Is completely handmade really always better?
I would say no. Consistent quality has certainly improved with the use of machines. Just think of sewing machines, which ensure consistent thread tension, deliver uniform stitching, etc. Not that an artist can't do that too, but is it better? And I'd rather wait three months for something than 27 months just because it's hand-sewn.
At least for me personally, whether it's handmade or machine-made is only a psychological factor. Of course, the brain plays a role in this, and even if I had two absolutely identical products, one made by hand and one made by machine, I would still value the handmade one more. Completely irrational ;-)
Objectively speaking, it shouldn't make any difference.

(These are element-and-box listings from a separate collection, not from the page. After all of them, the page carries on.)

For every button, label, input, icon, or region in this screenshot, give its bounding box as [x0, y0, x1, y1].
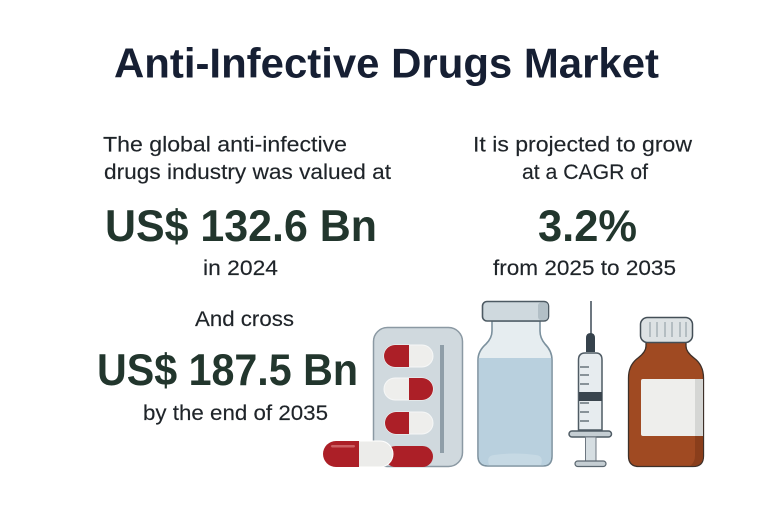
text block: 2024 market value [103, 132, 391, 280]
value: 3.2%: 3.2% [538, 202, 637, 251]
syringe hub [586, 333, 595, 352]
value: US$ 132.6 Bn: US$ 132.6 Bn [105, 202, 377, 251]
icon: blister pack with capsules [323, 328, 462, 467]
bottle body [628, 342, 704, 466]
dark plunger band [579, 392, 602, 401]
icon: amber medicine bottle [628, 318, 704, 466]
text block: CAGR [473, 132, 692, 280]
caption: in 2024: in 2024 [203, 256, 278, 280]
intro: And cross: And cross [195, 307, 294, 331]
plunger thumb rest [575, 461, 606, 466]
blister card [374, 328, 462, 466]
bottle right shading [690, 379, 703, 466]
vial liquid [479, 358, 551, 465]
bottle label [641, 379, 703, 436]
intro text: drugs industry was valued at [104, 160, 391, 184]
syringe barrel [578, 353, 602, 430]
needle [590, 301, 592, 334]
CAGR intro text [473, 132, 692, 184]
loose capsule [323, 441, 393, 467]
title: Anti-Infective Drugs Market [114, 40, 659, 86]
capsule 3 [385, 412, 433, 434]
text block: 2035 forecast [97, 307, 358, 425]
vial cap [482, 302, 548, 321]
capsule 4 [385, 446, 433, 467]
icon: glass vial [478, 302, 552, 466]
value: US$ 187.5 Bn: US$ 187.5 Bn [97, 346, 358, 395]
CAGR intro text: at a CAGR of [522, 160, 648, 184]
intro text: The global anti-infective [103, 132, 347, 156]
capsule 1 [384, 345, 433, 367]
finger flange [569, 431, 612, 437]
vial base highlight [488, 454, 542, 465]
label shadow [695, 379, 703, 436]
CAGR intro text: It is projected to grow [473, 132, 692, 156]
plunger rod [586, 437, 596, 461]
blister strip line [440, 345, 444, 453]
caption: by the end of 2035: by the end of 2035 [143, 401, 328, 425]
capsule 2 [384, 378, 433, 400]
bottle cap [640, 318, 692, 342]
vial body [478, 321, 552, 466]
barrel graduations [580, 367, 589, 421]
intro text [103, 132, 391, 184]
caption: from 2025 to 2035: from 2025 to 2035 [493, 256, 676, 280]
icon: syringe [569, 301, 612, 466]
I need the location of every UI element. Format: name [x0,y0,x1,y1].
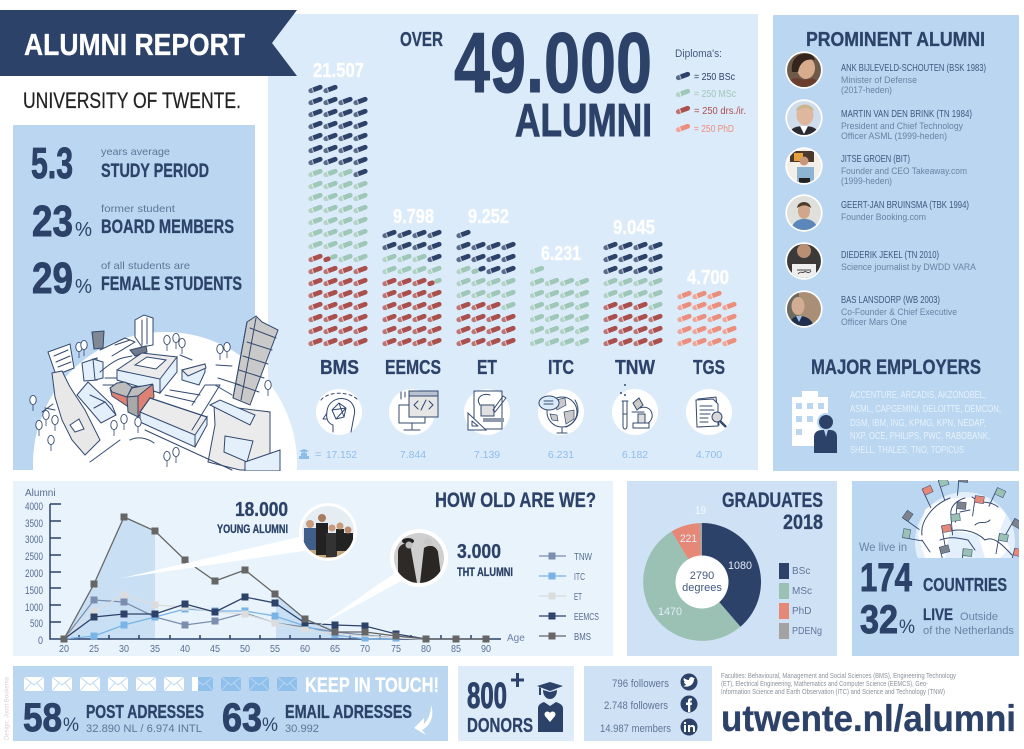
text: 800+ donors [467,673,533,737]
chart: alumni by age: 60 [300,643,310,655]
donut chart: degrees [643,505,761,641]
column: TGS diplomas [677,267,737,347]
faculty labels: TNW [615,357,655,379]
numbers: current alumni per faculty: 6.182 [622,449,648,461]
legend: degree types: PDENg [792,626,822,637]
column: ET diplomas [456,206,516,347]
alumnus: Diederik Jekel: Science journalist by DWDD VARA [841,262,976,272]
chart: alumni by age: 50 [240,643,250,655]
icon: building and businessman [792,391,837,453]
legend: diploma types: = 250 drs./ir. [694,106,746,117]
stat: board members: former student [101,203,175,215]
numbers: current alumni per faculty: 6.231 [548,449,574,461]
chart: alumni by age: 1000 [25,602,43,614]
alumnus: Jitse Groen [785,147,967,186]
alumnus: Bas Lansdorp: BAS LANSDORP (WB 2003) [841,294,940,306]
stat: email addresses: EMAIL ADRESSES [285,702,412,722]
icon: EEMCS code window [389,389,438,435]
chart: alumni by age: 25 [89,643,99,655]
alumnus: Jitse Groen: (1999-heden) [841,176,892,186]
text: 32% live outside [860,598,1015,642]
chart: alumni by age: 20 [59,643,69,655]
chart: alumni by age: 500 [30,618,43,630]
alumnus: Ank Bijleveld-Schouten: (2017-heden) [841,85,892,95]
heading: graduates 2018: GRADUATES [722,489,823,512]
legend: faculties in chart: TNW [574,551,592,563]
faculty labels: ET [477,357,497,379]
text: 32% live outside: Outside [960,611,998,623]
heading: graduates 2018 [722,489,823,534]
alumnus: Ank Bijleveld-Schouten [785,51,986,95]
legend: diploma types [675,48,746,135]
chart: alumni by age: 4000 [25,501,43,513]
column: ET diplomas: 9.252 [468,206,509,228]
chart: alumni by age: 85 [451,643,461,655]
heading: keep in touch: KEEP IN TOUCH! [305,674,439,697]
numbers: current alumni per faculty: 17.152 [326,449,357,461]
text: 174 countries: 174 [860,556,913,600]
stat: post addresses: 58 [23,696,62,740]
legend: diploma types: = 250 PhD [694,124,734,135]
alumnus: Bas Lansdorp: Officer Mars One [841,317,907,327]
stat: post addresses: 32.890 NL / 6.974 INTL [86,723,202,735]
callout: 18.000 young alumni: 18.000 [235,499,288,521]
heading: graduates 2018: 2018 [783,511,823,534]
stat: female students: of all students are [101,260,190,272]
chart: alumni by age: 70 [360,643,370,655]
column: TGS diplomas: 4.700 [687,267,729,289]
stat: post addresses [23,696,204,740]
heading: over 49.000 alumni: ALUMNI [515,94,652,146]
chart: alumni by age: 45 [210,643,220,655]
stat: email addresses: 63 [222,696,262,740]
legend: degree types [779,563,822,639]
column: ITC diplomas [529,243,590,347]
text: 32% live outside: 32 [860,598,898,642]
column: BMS diplomas [308,60,368,347]
alumnus: Martin van den Brink [785,99,972,141]
chart: alumni by age: 65 [330,643,340,655]
chart: alumni by age: 55 [270,643,280,655]
alumnus: Ank Bijleveld-Schouten: Minister of Defense [841,75,917,85]
numbers: current alumni per faculty: 4.700 [696,449,722,461]
alumnus: Bas Lansdorp [785,290,957,328]
chart: alumni by age: 3000 [25,534,43,546]
text: 32% live outside: LIVE [923,605,953,624]
heading: major employers: MAJOR EMPLOYERS [811,356,981,379]
text: faculties note: (ET), Electrical Engineering, Mathematics and Computer Science (EEMCS), Geo- [721,679,928,688]
legend: faculties in chart: ITC [574,571,585,583]
chart: alumni by age: 0 [38,635,43,647]
callout: 18.000 young alumni [122,499,357,578]
column: EEMCS diplomas: 9.798 [393,206,434,228]
text: 32% live outside: of the Netherlands [923,625,1015,637]
stat: post addresses: % [63,715,79,736]
chart: alumni by age: 1500 [25,585,43,597]
text: employer list: SHELL, THALES, TNO, TOPICUS [850,445,964,456]
heading: over 49.000 alumni [400,16,652,146]
panel: graduates 2018 [627,481,837,656]
panel: main alumni pictogram chart [268,14,758,470]
chart: alumni by age: 30 [119,643,129,655]
banner: alumni report [0,10,297,76]
alumnus: Diederik Jekel: DIEDERIK JEKEL (TN 2010) [841,249,939,261]
panel: countries [852,475,1024,656]
chart: alumni by age: 90 [481,643,491,655]
column: TNW diplomas: 9.045 [613,217,655,239]
icon: TNW microscope [612,384,658,435]
chart: alumni by age: 80 [421,643,431,655]
text: employer list [850,390,1001,456]
arrow: curved white [414,705,432,735]
social: twitter: 796 followers [612,678,669,690]
faculty labels [320,357,725,379]
stat: female students: 29 [32,254,73,303]
faculty labels: TGS [693,357,725,379]
text: 800+ donors: 800 [467,675,507,716]
stat: board members [32,197,234,246]
alumnus: Geert-Jan Bruinsma [785,194,969,232]
legend: diploma types: = 250 MSc [694,89,736,100]
donut chart: degrees: 1470 [658,606,682,618]
stat: board members: 23 [32,197,73,246]
stat: female students: FEMALE STUDENTS [101,274,242,295]
alumnus: Geert-Jan Bruinsma: GEERT-JAN BRUINSMA (TBK 1994) [841,199,969,211]
alumnus: Martin van den Brink: President and Chief Technology [841,121,963,131]
stat: study period: STUDY PERIOD [101,161,209,182]
icon: ITC globe [538,389,584,435]
text: faculties note [721,671,956,696]
text: 174 countries: We live in [859,540,907,554]
panel: key statistics [13,125,255,470]
legend: degree types: MSc [792,586,812,597]
alumnus: Bas Lansdorp: Co-Founder & Chief Executive [841,307,957,317]
panel: age line chart [13,481,613,656]
callout: 3.000 THT alumni: 3.000 [457,541,501,563]
numbers: current alumni per faculty [299,449,722,461]
icons: envelopes [24,677,297,691]
panel: social media [584,666,712,741]
stat: post addresses: POST ADRESSES [86,702,204,722]
alumnus: Martin van den Brink: Officer ASML (1999-heden) [841,131,947,141]
alumnus: Geert-Jan Bruinsma: Founder Booking.com [841,212,926,222]
stat: email addresses: % [262,715,278,736]
donut chart: degrees: 19 [695,505,706,517]
chart: alumni by age: 75 [391,643,401,655]
faculty labels: ITC [548,357,574,379]
title: ALUMNI REPORT [24,27,245,62]
legend: faculties in chart [539,551,599,643]
text: 32% live outside: % [899,617,915,638]
stat: study period: years average [101,146,170,158]
social: linkedin: 14.987 members [600,723,671,735]
legend: diploma types: Diploma's: [675,48,722,60]
social: facebook: 2.748 followers [604,700,668,712]
alumnus: Martin van den Brink: MARTIN VAN DEN BRINK (TN 1984) [841,108,972,120]
icon: graduate with heart [537,682,563,732]
chart: alumni by age: Age [507,633,525,644]
legend: faculties in chart: ET [574,591,582,603]
donut chart: degrees: 1080 [728,560,752,572]
icon: ET drawing tools [464,389,510,435]
legend: faculties in chart: BMS [574,631,591,643]
donut chart: degrees: degrees [682,582,722,594]
column: ITC diplomas: 6.231 [541,243,581,265]
chart: alumni by age: 3500 [25,518,43,530]
icon: BMS head with network [316,389,362,435]
text: faculties note: Faculties: Behavioural, Management and Social Sciences (BMS), Engineering Technology [721,671,956,680]
credit: designer: Design: Joost Boukema [4,677,10,740]
stat: email addresses [222,696,412,740]
stat: board members: % [75,219,92,241]
column: TNW diplomas [603,217,663,347]
numbers: current alumni per faculty: 7.844 [400,449,426,461]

The stitchdown podcast discusses this a few times with different makers in a few different episodes and I have many examples of both. There is no notable difference in durability between handwelting or GYW and the only real difference that is noted is that handwelting tends to yield a more flexible sole. I believe you have other people replying in this thread saying the same thing.I can't speak to every indo maker but I know for a fact (and they have a LOT of reels showcasing this on ig) that most of the well known ones exclusively hand stitch the outsoles (briselblack, sagara, fortis, midas/winson, kiattoko, jakkrabbits etc).
Goodyear welting with a canvas rib is objectively mush worst than handwelting.
The canvas rib that the welt is sewn to in goodyear welting is being hold on exclusively by glue and after a while most are separated from the outsole.
I must have gotten confused with clinch, they are really mostly hand made
There is also no benefit to hand sewing outsoles on, which actually yields more inconsistent results than using a landis stitching machine, which is why Clinch and Role Club ( I have asked Brian this in person myself and watched Minoru speak about this in videos) both do not hand sew their outsoles on.